İyi Kitap

Çocuk ve Gençlik Kitapları Dergisi

Gökten üç barış düştü

Simlâ SUNAY

2015 yılında edebiyatta bir dönem kapandı. Çınarlar yitti. Yaşar Kemal’in acısıyla baharı bitirdik, Tarık Dursun K.’yı Ağustos’ta sonsuzluğa uğurladık. Dile ve edebiyata katkıları yaza yaza anlatılmaz ama yıl bitmeden genç okurlar için derlenen Elde Var Hikâye kitabı vesilesiyle Tarık Dursun üstadı çocuk ve gençlik edebiyatı da unutmasın istedik.

İlkin masallarıyla tanıştım. Kimini derlemiş kimini kendi yazmıştı. Güzel Uykular Alara adlı, her güne bir masal içeren kitabın başında Masal Masal Matitas adlı makalesini ölümünün ardından tekrar okudum. Şöyle diyordu:

“Akıl ve mantık yönünden düşünme disiplinine erişme öncesinde, insanlar duygu ve düş disiplini içinde uzun çağlar geçirmişlerdir. Masal ve mythe bize işte bu çağlardan kalan artıklardır. Bu bakımdan benzetmek gerekirse; bunlar, insanlığın çocukluk çağının yadigârlarıdır.”

Masallarla aram hiç iyi olmadı. Hem çocukken hem şimdilerde. Irkçı ve cinsiyetçi öğeler barındırdıkları için hep uzak durdum ya da eleştirel yaklaştım. Ne ki Tarık Dursun bu makalesinde benim masallar hakkındaki fikirlerimi yumuşattı. Sözlü edebi türün zihnimde bir yere oturmasını sağladı. Masalları anladım. Bunun zamanı da gelmişti, çocuk edebiyatında on yıldır okuyor, yazıyordum. Bugün yine masalları eleştirebilirim. Ama var olma biçimleri, zaman içindeki konumları gereği onlar için değerli, kapalı bir kutum var artık, Tarık Dursun’a borçlu olduğum.

Üstadın masal anlatıcılarının hep kadın olduğuna özellikle işaret düşmesi beni çok etkiledi. Masallardaki korkuyu bu nedenle anlamak kolay.
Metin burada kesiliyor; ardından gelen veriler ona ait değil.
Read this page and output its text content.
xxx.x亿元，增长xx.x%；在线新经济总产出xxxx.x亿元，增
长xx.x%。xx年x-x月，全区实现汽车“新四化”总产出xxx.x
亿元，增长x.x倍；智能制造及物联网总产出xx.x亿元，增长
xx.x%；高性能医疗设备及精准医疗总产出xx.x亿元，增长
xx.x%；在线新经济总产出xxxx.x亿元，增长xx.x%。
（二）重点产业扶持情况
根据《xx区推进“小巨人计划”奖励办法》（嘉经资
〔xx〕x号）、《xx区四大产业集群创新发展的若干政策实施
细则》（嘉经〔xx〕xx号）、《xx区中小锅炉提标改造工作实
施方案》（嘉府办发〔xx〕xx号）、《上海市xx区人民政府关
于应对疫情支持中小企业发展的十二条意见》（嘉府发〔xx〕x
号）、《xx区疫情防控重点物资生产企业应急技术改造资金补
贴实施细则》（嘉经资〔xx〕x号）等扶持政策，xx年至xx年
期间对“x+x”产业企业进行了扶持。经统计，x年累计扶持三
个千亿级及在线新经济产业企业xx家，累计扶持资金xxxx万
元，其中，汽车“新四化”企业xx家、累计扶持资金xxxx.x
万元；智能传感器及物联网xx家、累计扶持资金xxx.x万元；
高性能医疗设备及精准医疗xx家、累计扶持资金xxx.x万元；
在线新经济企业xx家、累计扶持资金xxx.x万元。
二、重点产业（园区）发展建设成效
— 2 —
Kadın hem evde hem köyde hem de ülkesinde iktidarın altında ezilmekteydi. Kadınlar için masallar, velhasıl edebiyat dışında haykıracak bir alan yoktu. Amerika kıtasında köleliğe karşıt ilk romanları kadınlar yazmadı mı? Halide Edip’in 1919 Sultan Ahmet konuşmasını hatırlayalım. Ursula K. Le Guin’in cinsiyeti yıkan romanı Karanlığın Sol Eli’ni ya da…

Masalların sonunda şöyle denir: “Gökten üç elma düştü, biri dinleyene, biri masalı anlatana, biri de orada
olmayan olası dinleyene.”

Tarık Dursun, bu elmayı Âdem ile Havva meseline bağlar. Havva’nın istediği söylenen elma neyin imgesiydi gerçekten?

1950 kuşağının usta öykücülerinden Tarık Dursun K., Vüs’at O. Bener çizgisinde, gerçeği sanki karpuzu kesip dilimlercesine çekip almış da öyle aktarmış kitaplara. Diyaloglar kahvehanelerden, otobüslerden, dükkânlardan kaydedilmişçesine pür. Edebiyat tarihinde ender olarak, İzmir şehrini de güzel temsil ediyor hikâyeleri. Ama sanırım en önemlisi hazine değerindeki dili, zengin sözcükleri. Vardola, glase, pianta, şammali, çilkim gibi sözcükleri, editör, dipnot sözlükle genç okura kazandırmış. Kısa öykülerde yitip giden zanaatlar, esnafın gündelik hali, geçim derdi, yoksunluk, aile sıkıntıları, akraba ilişkileri keskin hatlı ayrıntılarla bezeli ve öyle özenli ki. Fazla tek bir tarif yok. Okura güvenen bir yazar.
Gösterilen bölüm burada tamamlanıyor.